Y entre todas sus aficiones —el cine italiano, la literatura rusa, la cocina porteña— hay una que siempre lo delató como el más humano de los líderes: el fútbol. Fan acérrimo del equipo San Lorenzo, seguía los resultados con la emoción de un niño. Para Francisco, el fútbol era una metáfora del Evangelio: todos juntos, diferentes, pero con un solo objetivo. “Lo importante no es meter goles, sino jugar en equipo”, decía.

El balón lo extrañará. La pelota, esa esfera rebelde que tantas veces desafía la gravedad, ha perdido a uno de sus poetas silenciosos. No se sabe si en el Vaticano habrá canchas, pero estoy seguro de que Francisco supo lo que es gritar un gol desde el alma.

Su legado es más que palabras. Está en los corazones de quienes alguna vez se sintieron excluidos. Está en cada migrante al que se le extendió la mano, en cada comunidad indígena que se sintió escuchada, en cada creyente que volvió a mirar a la Iglesia con esperanza y no con miedo.

El Papa Francisco nos recordó que la fe sin amor es un cascarón vacío. Que la Iglesia, si no camina con el pueblo, se convierte en museo. Que el Evangelio no es para adornar discursos, sino para incomodar a los cómodos y consolar a los que duelen.

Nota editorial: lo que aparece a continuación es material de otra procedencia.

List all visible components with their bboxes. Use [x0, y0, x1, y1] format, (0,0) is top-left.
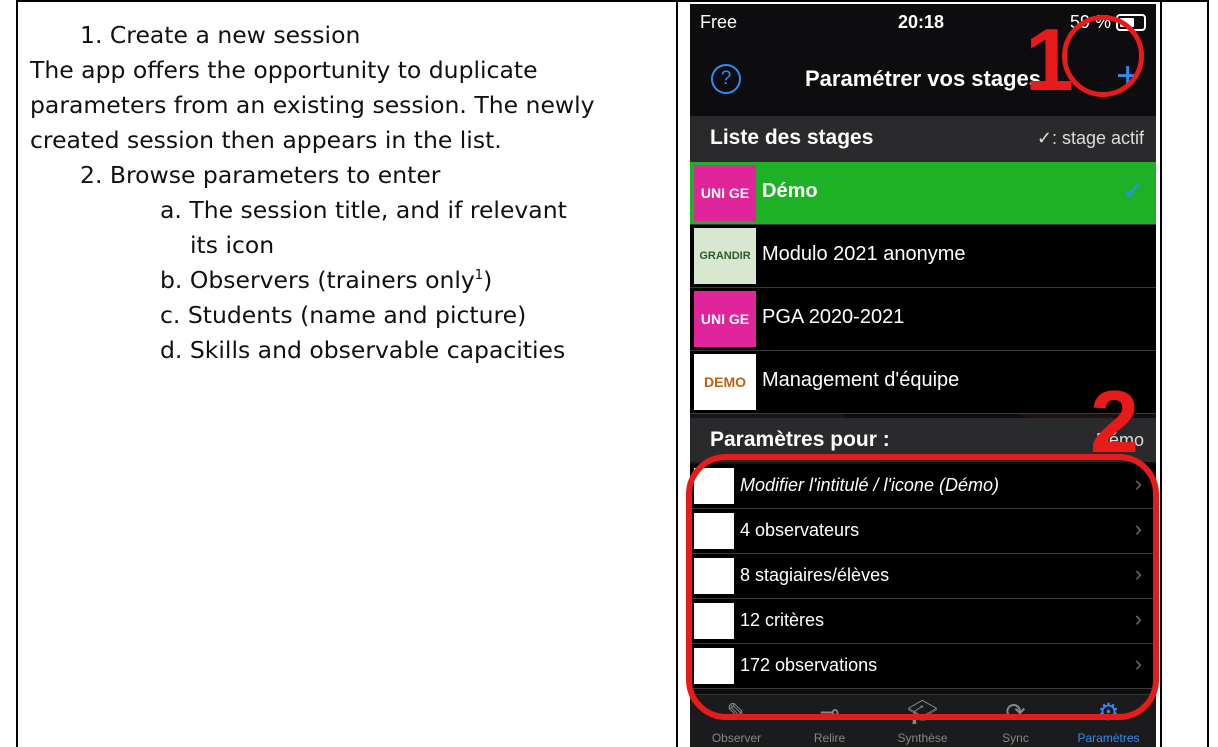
- stage-row[interactable]: DEMO Management d'équipe: [690, 351, 1156, 414]
- stage-row[interactable]: UNI GE PGA 2020-2021: [690, 288, 1156, 351]
- annotation-number-2: 2: [1090, 372, 1139, 471]
- stage-name: PGA 2020-2021: [762, 306, 905, 328]
- paragraph-line: created session then appears in the list…: [30, 126, 502, 154]
- checkmark-icon: ✓: [1122, 176, 1144, 206]
- stage-thumbnail: DEMO: [694, 354, 756, 410]
- column-divider: [1160, 0, 1162, 747]
- stage-thumbnail: UNI GE: [694, 291, 756, 347]
- substep-a: a. The session title, and if relevant its…: [160, 196, 567, 259]
- stage-row[interactable]: UNI GE Démo ✓: [690, 162, 1156, 225]
- substep-b: b. Observers (trainers only1): [160, 266, 493, 294]
- stage-thumbnail: UNI GE: [694, 165, 756, 221]
- section-title: Paramètres pour :: [710, 428, 890, 451]
- clock: 20:18: [898, 12, 945, 32]
- section-hint: ✓: stage actif: [1036, 128, 1144, 148]
- stage-thumbnail: GRANDIR: [694, 228, 756, 284]
- annotation-number-1: 1: [1025, 10, 1074, 109]
- section-title: Liste des stages: [710, 126, 874, 149]
- paragraph-line: parameters from an existing session. The…: [30, 91, 595, 119]
- substep-d: d. Skills and observable capacities: [160, 336, 566, 364]
- stage-name: Modulo 2021 anonyme: [762, 243, 966, 265]
- column-divider: [676, 0, 678, 747]
- carrier-label: Free: [700, 12, 738, 32]
- stage-name: Démo: [762, 180, 818, 202]
- stage-row[interactable]: GRANDIR Modulo 2021 anonyme: [690, 225, 1156, 288]
- annotation-circle: [1062, 15, 1144, 97]
- stages-section-header: Liste des stages ✓: stage actif: [690, 116, 1156, 162]
- instructions-text: 1. Create a new session The app offers t…: [30, 18, 670, 368]
- annotation-rectangle: [686, 454, 1159, 720]
- substep-c: c. Students (name and picture): [160, 301, 527, 329]
- step-1: 1. Create a new session: [80, 21, 361, 49]
- stage-name: Management d'équipe: [762, 369, 960, 391]
- paragraph-line: The app offers the opportunity to duplic…: [30, 56, 538, 84]
- step-2: 2. Browse parameters to enter: [80, 161, 441, 189]
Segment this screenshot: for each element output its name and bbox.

Francisco será recordado como el Papa de los gestos pequeños, de las palabras enormes, del corazón abierto. No hizo milagros, pero hizo lo más difícil: cambiar el alma de una institución milenaria con solo mirar a los ojos de los pobres y decirles: “ustedes son el centro”. Y en tiempos donde el cinismo dentro de la política y en todos los medios cotiza alto, eso es ya un milagro.